Britain’s environment secretary, Margaret Beckett, issued a statement declaring that Bush’s plan “is in contrast with the net reduction in greenhouse gases that other developed world countries have agreed under the Kyoto Protocol and the seven percent reduction the U.S. originally agreed for that period.... In the UK’s view, the Kyoto Protocol, with its legally binding targets and timetables, remains the only workable basis for taking forward international action on climate change.”
Olivier Deleuze, Belgium’s Green Party energy minister, declared Bush’s plan to be “immoral,” commenting: “It’s really shocking ... it’s a bit like saying: ‘wealth is for us today in 2002 and we will leave the problems for our children or for people in Africa or Asia.’” French Environment Minister Yves Cochet called on the European Union to oppose the plan and urge Bush to ratify the Kyoto Protocol instead. The American proposals have also been met with a cool response from Japan, which has been one of the strongest supporters of Kyoto.

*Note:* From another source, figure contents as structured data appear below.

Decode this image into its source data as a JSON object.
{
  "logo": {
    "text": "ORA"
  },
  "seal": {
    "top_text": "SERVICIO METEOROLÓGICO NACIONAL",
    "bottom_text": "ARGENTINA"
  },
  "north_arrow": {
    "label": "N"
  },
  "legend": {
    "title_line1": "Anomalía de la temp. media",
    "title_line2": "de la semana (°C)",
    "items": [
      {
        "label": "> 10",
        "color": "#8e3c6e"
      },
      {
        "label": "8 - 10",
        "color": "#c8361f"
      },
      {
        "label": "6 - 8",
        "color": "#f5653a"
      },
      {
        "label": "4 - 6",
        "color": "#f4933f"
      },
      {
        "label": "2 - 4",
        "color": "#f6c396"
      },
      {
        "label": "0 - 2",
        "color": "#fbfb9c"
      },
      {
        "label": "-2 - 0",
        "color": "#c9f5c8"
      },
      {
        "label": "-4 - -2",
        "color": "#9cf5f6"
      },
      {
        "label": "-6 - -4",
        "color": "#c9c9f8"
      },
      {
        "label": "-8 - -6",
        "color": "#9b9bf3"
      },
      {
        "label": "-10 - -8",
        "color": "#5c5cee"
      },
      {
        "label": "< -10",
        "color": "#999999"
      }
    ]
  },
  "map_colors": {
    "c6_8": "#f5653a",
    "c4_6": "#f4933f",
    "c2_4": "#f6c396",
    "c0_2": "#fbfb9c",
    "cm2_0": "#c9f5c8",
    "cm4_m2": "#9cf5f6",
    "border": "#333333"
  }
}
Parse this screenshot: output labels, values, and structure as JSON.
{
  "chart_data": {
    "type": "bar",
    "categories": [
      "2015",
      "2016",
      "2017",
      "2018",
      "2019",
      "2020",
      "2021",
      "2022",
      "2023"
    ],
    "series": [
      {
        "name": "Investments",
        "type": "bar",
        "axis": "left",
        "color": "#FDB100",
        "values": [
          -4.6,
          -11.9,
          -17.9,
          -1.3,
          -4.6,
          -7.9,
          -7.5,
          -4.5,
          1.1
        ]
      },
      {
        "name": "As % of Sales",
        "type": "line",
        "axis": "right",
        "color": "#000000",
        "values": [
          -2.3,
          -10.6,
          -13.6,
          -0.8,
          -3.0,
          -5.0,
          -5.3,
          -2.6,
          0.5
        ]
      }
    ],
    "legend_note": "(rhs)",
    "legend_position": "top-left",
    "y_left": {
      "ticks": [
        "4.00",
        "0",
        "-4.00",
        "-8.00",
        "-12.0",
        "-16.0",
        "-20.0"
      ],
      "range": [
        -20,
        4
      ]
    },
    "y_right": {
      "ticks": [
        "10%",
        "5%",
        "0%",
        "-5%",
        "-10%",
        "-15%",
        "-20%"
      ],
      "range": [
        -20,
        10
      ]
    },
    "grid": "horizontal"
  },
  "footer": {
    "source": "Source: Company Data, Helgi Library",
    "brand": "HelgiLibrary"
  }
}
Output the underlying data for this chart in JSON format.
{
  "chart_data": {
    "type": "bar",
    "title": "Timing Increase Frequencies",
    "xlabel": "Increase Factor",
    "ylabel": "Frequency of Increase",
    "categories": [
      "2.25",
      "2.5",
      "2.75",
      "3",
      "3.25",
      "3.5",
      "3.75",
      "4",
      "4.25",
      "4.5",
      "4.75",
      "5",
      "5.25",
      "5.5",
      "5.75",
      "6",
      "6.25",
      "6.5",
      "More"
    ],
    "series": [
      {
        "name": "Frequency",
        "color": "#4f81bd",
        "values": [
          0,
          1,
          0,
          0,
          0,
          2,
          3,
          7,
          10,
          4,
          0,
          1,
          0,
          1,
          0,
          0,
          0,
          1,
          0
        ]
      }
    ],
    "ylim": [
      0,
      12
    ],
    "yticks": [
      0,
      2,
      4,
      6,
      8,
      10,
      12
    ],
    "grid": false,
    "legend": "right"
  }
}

All of this comes in the wake of new evidence that the global warming trend of the past several years is continuing. Weather trends have been considerably more erratic recently, including an extremely mild autumn and winter for much of the United States and a severe draught on the East Coast. According to the federal National Climatic Data Center, the average national temperature for the November-January period was 39.94 degrees Fahrenheit, 4.3 degrees above the 1895-2001 long-term average.
Prior to this year, the record for the same period was 39.63 degrees Fahrenheit, set in 1999-2000. Over the past 25 years, the average temperature for November-January has risen at a rate of 1.2 degrees Fahrenheit per decade.
Globally, the World Meteorological Organization estimated that 2001 was the second warmest year on Earth since measurements were first systematically recorded in 1860. This is in spite of the cooling effect known as La Nina, a phenomenon that produces relatively cooler Pacific Ocean temperatures.
Nine of the ten warmest years on record have occurred since 1990. The warmest year was 1998, in part due to the effects of El Nino (La Nina’s opposite), followed by 2001 and 1997. The Hadley Center for Climate Prediction and Research in Britain, one of the world’s major forecasting centers, predicts there is a 75 percent chance that this year will be warmer than 2001.